A program memory behaviour can be described as a succession of phases. Each phase having its own behaviour. Our model continuously monitors the data behaviour to check the current graph's relevancy. This is done by checking if the current memory behaviour is still relatively similar to the one created during the training phase. If it is not, the graph is destroyed and a new one is created. This can be seen as a flush of the model to allow a new model to be created. Of course, if there are too many phase changes then our model will continuously be destroying the graphs created. Thus a threshold is implemented to allow small phase changes or irregularities to go unnoticed as long as we return to a phase corresponding to the one of the created model.

Significant speed-ups are obtained on an Itanium-2 processor [1, 4]using ESODYP for several benchmark programs that could not have been optimized statically. It is particularly shown that the induced software overhead can represent a minor execution time regarding performance improvements, due to a careful lowering of the optimizer computations and memory accesses.

This work also opens some interesting perspectives in the development of pure software dynamic optimizers.


References

[1] Reference Manual for Software Development and Optimization, chapter Optimal use of lfetch, pages 71Ð72. Intel Corporation, May 2004.

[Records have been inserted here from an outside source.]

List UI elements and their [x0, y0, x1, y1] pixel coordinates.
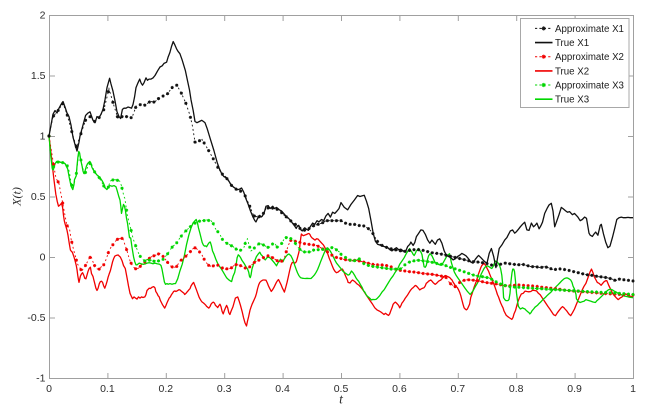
svg-text:Approximate X1: Approximate X1: [555, 24, 624, 35]
svg-text:Approximate X2: Approximate X2: [555, 52, 624, 63]
svg-text:0.9: 0.9: [567, 383, 582, 395]
svg-text:0.8: 0.8: [509, 383, 524, 395]
svg-text:1: 1: [630, 383, 636, 395]
svg-text:0.4: 0.4: [275, 383, 290, 395]
svg-text:1: 1: [40, 131, 46, 143]
svg-text:2: 2: [40, 10, 46, 22]
svg-text:0: 0: [46, 383, 52, 395]
svg-text:X(t): X(t): [10, 187, 24, 207]
svg-text:0.3: 0.3: [217, 383, 232, 395]
svg-text:True X1: True X1: [555, 38, 589, 49]
svg-text:-1: -1: [36, 373, 45, 385]
svg-text:0.5: 0.5: [334, 383, 349, 395]
svg-text:0.2: 0.2: [158, 383, 173, 395]
svg-text:Approximate X3: Approximate X3: [555, 80, 624, 91]
svg-text:0: 0: [40, 252, 46, 264]
svg-text:0.6: 0.6: [392, 383, 407, 395]
svg-text:True X2: True X2: [555, 66, 589, 77]
svg-text:0.7: 0.7: [450, 383, 465, 395]
svg-text:0.1: 0.1: [100, 383, 115, 395]
svg-text:0.5: 0.5: [31, 191, 46, 203]
svg-text:-0.5: -0.5: [27, 312, 45, 324]
svg-text:1.5: 1.5: [31, 70, 46, 82]
svg-text:t: t: [339, 392, 344, 407]
svg-text:True X3: True X3: [555, 95, 589, 106]
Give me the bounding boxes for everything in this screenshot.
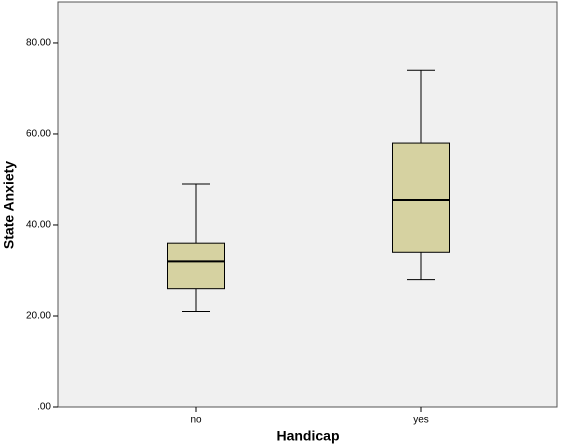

[2] V. Bala, E. Duesterwald, and S. Banerjia. Dynamo: a transparent dynamic optimization system. ACM SIGPLAN Notices, 35(5):1Ð12, 2000.

[3] G. Desoli, N. Mateev, E. Duesterwald, P. Faraboschi, and J. A. Fisher. Deli: a new run-time control point. In 35th Annual ACM/IEEE International Symposium on Microarchitecture, pages 257Ð268, December 2002.

[4] Intel. Hyper-threading technology. http://www.intel.com/technology/hyperthread/.

[5] D. Joseph and D. Grunwald. Prefetching using markov predictors. In IEEE Transactions on Computers, Vol. 48, NO. 2, pages 121Ð 133, Febuary 1999.

[6] J. Lu, H. Chen, R. Fu, W. Hsu, B. Othmer, P. Yew, and D. Chen. The performance of runtime data cache prefetching in a dynamic optimization system. In 36th Annual IEEE/ACM International Symposium on Microarchitecture, December 2003.